Innovation hubs hold the key, says Paresh Soni, Associate Director for research at MANCOSA, South Africa
A new era of product development is dawning. If developing countries want to create more jobs and boost entrepreneurship, they should be aiming to harness the full benefits of the digital era through innovation hubs. They will also need to encourage small businesses to collaborate and disrupt, not follow.
From the dawn of humankind, whatever items people owned they probably made themselves — they were designer, manufacturer and user in one. Collaboration was minimal, and the resulting products, although few in quantity and crude in quality, were tailored to the user’s needs.
During the industrial revolution, mass design and production by large firms centralised expertise. Product users became consumers. Experts collaborated, but rarely experts and users.
The third and current era, which is underscored by digital technology, enables new forms of collaboration, new levels of product performance, and, in some sectors, almost unlimited product variety via customisation. Regardless of firm age or size, it is important for entrepreneurs to understand this landscape and leverage its inherent opportunities.
In effect, a ‘perfect storm’ of digital design, rapid prototyping, and social networking is fundamentally reshaping the new product development landscape. Technology allows new communities to gather that have the potential to bring enormous leverage to small businesses at relatively little cost. Collaboration is the key catalyst.

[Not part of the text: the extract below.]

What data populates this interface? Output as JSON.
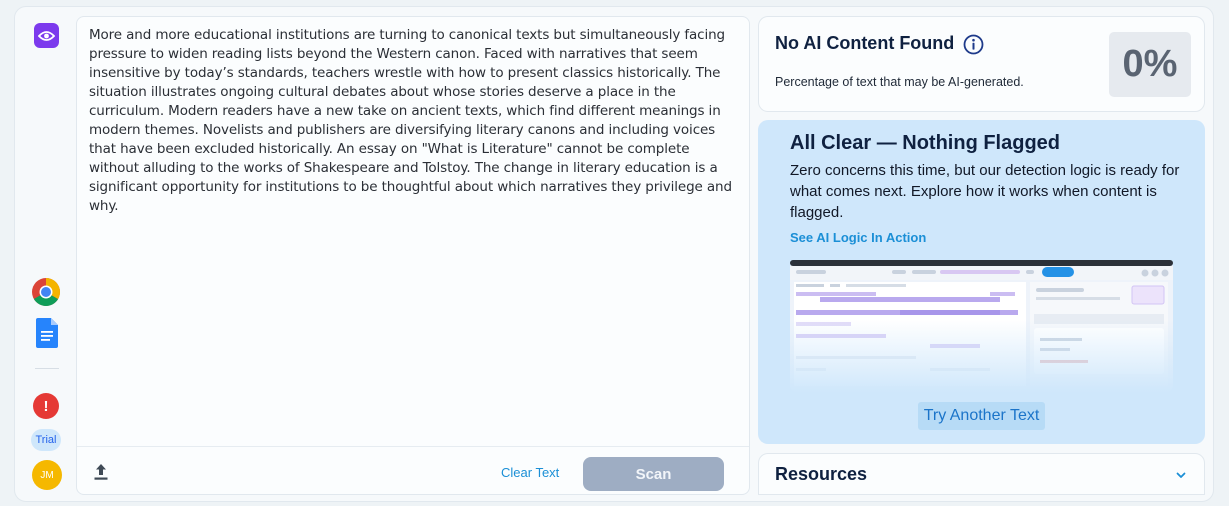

Shared spaces provide tools and other equipment that allow people to create tangible objects. Called “makerspaces”, “fab labs”, “tech shops” or “hacker spaces”, these spaces have four common fabrication devices: a lathe and CNC mill for metal work, a 3D printer, computer-controlled machines for cutting 2-dimensional vinyl sheets and a 3-D laser cutter (for cutting plastic, wood and some metals). These centres also have a recommended inventory of software and electronics parts, specifically the Arduino and Raspberry Pi open source embedded circuit boards.
The new innovation hubs enable ordinary people to access costly digital fabrication devices, such as 3D printers or laser cutters, which are otherwise only available to larger businesses. This access empowers people to pursue their ideas independently without having to rely on service companies to produce their goods.

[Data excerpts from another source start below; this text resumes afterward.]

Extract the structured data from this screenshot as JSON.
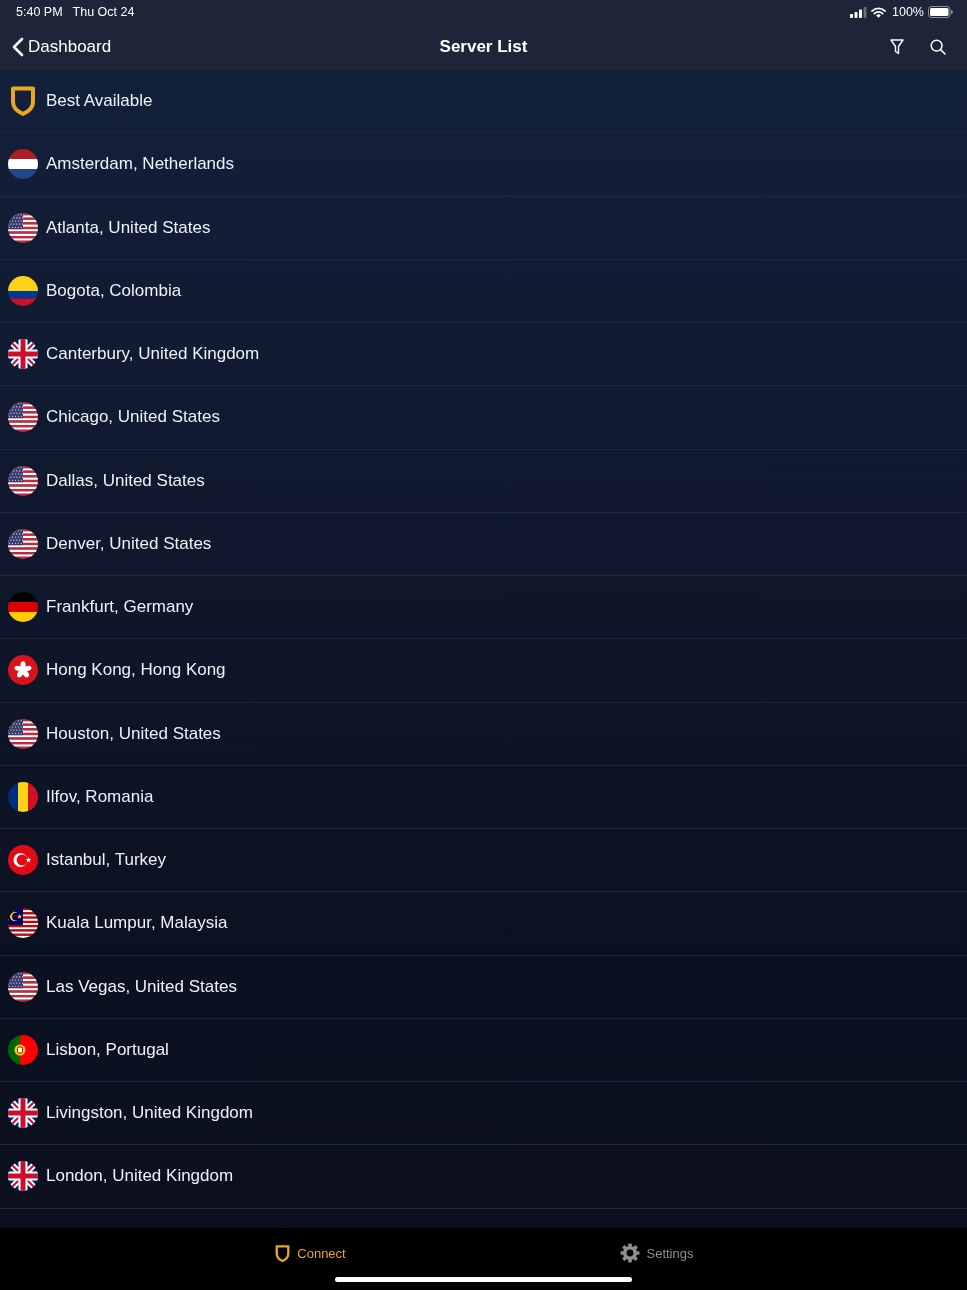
{
  "status_bar": {
    "time": "5:40 PM",
    "date": "Thu Oct 24",
    "battery": "100%"
  },
  "nav": {
    "back": "Dashboard",
    "title": "Server List"
  },
  "servers": [
    {
      "kind": "shield",
      "name": "Best Available"
    },
    {
      "kind": "nl",
      "name": "Amsterdam, Netherlands"
    },
    {
      "kind": "us",
      "name": "Atlanta, United States"
    },
    {
      "kind": "co",
      "name": "Bogota, Colombia"
    },
    {
      "kind": "gb",
      "name": "Canterbury, United Kingdom"
    },
    {
      "kind": "us",
      "name": "Chicago, United States"
    },
    {
      "kind": "us",
      "name": "Dallas, United States"
    },
    {
      "kind": "us",
      "name": "Denver, United States"
    },
    {
      "kind": "de",
      "name": "Frankfurt, Germany"
    },
    {
      "kind": "hk",
      "name": "Hong Kong, Hong Kong"
    },
    {
      "kind": "us",
      "name": "Houston, United States"
    },
    {
      "kind": "ro",
      "name": "Ilfov, Romania"
    },
    {
      "kind": "tr",
      "name": "Istanbul, Turkey"
    },
    {
      "kind": "my",
      "name": "Kuala Lumpur, Malaysia"
    },
    {
      "kind": "us",
      "name": "Las Vegas, United States"
    },
    {
      "kind": "pt",
      "name": "Lisbon, Portugal"
    },
    {
      "kind": "gb",
      "name": "Livingston, United Kingdom"
    },
    {
      "kind": "gb",
      "name": "London, United Kingdom"
    }
  ],
  "tabs": [
    {
      "kind": "shield",
      "label": "Connect",
      "selected": true
    },
    {
      "kind": "gear",
      "label": "Settings",
      "selected": false
    }
  ]
}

The labs contribute to society by educating people and providing them with technical skills. Users learn how to apply the tools to realise their individual purpose and vision. These spaces serve also as an educational institution that conveys skills and knowledge away from academia.
The strength of these spaces resides in their ability to make innovation available to anyone. They democratise access to technological tools and machines and, above all, give people the taste to innovate and collaborate.
The factory of the future will see these new innovators working alongside regional manufacturers to introduce smart manufacturing such as 3D printing, artificial intelligence and robotics. This will help equip our manufacturing sector for the Fourth Industrial Revolution by providing smart manufacturing solutions that will boost productivity and provide new jobs.
If the African business and entrepreneurial environment, especially the small business sector, intends to access the full benefits of the digital era then it will have to work in partnership with society as a whole to establish the new innovation hubs in all public and private sector spaces, such as at universities, public libraries, industrial parks and other appropriate settings.
Failure to do so will only give truth to economist Schumpeter’s theory that our small business sector will become a “classical follower” that imitates others selling the same products to the same consumers. Entrepreneurship of this kind will not be innovative and will not be the foundation of creating new jobs and opportunities. Innovation, collaboration and disruption are key.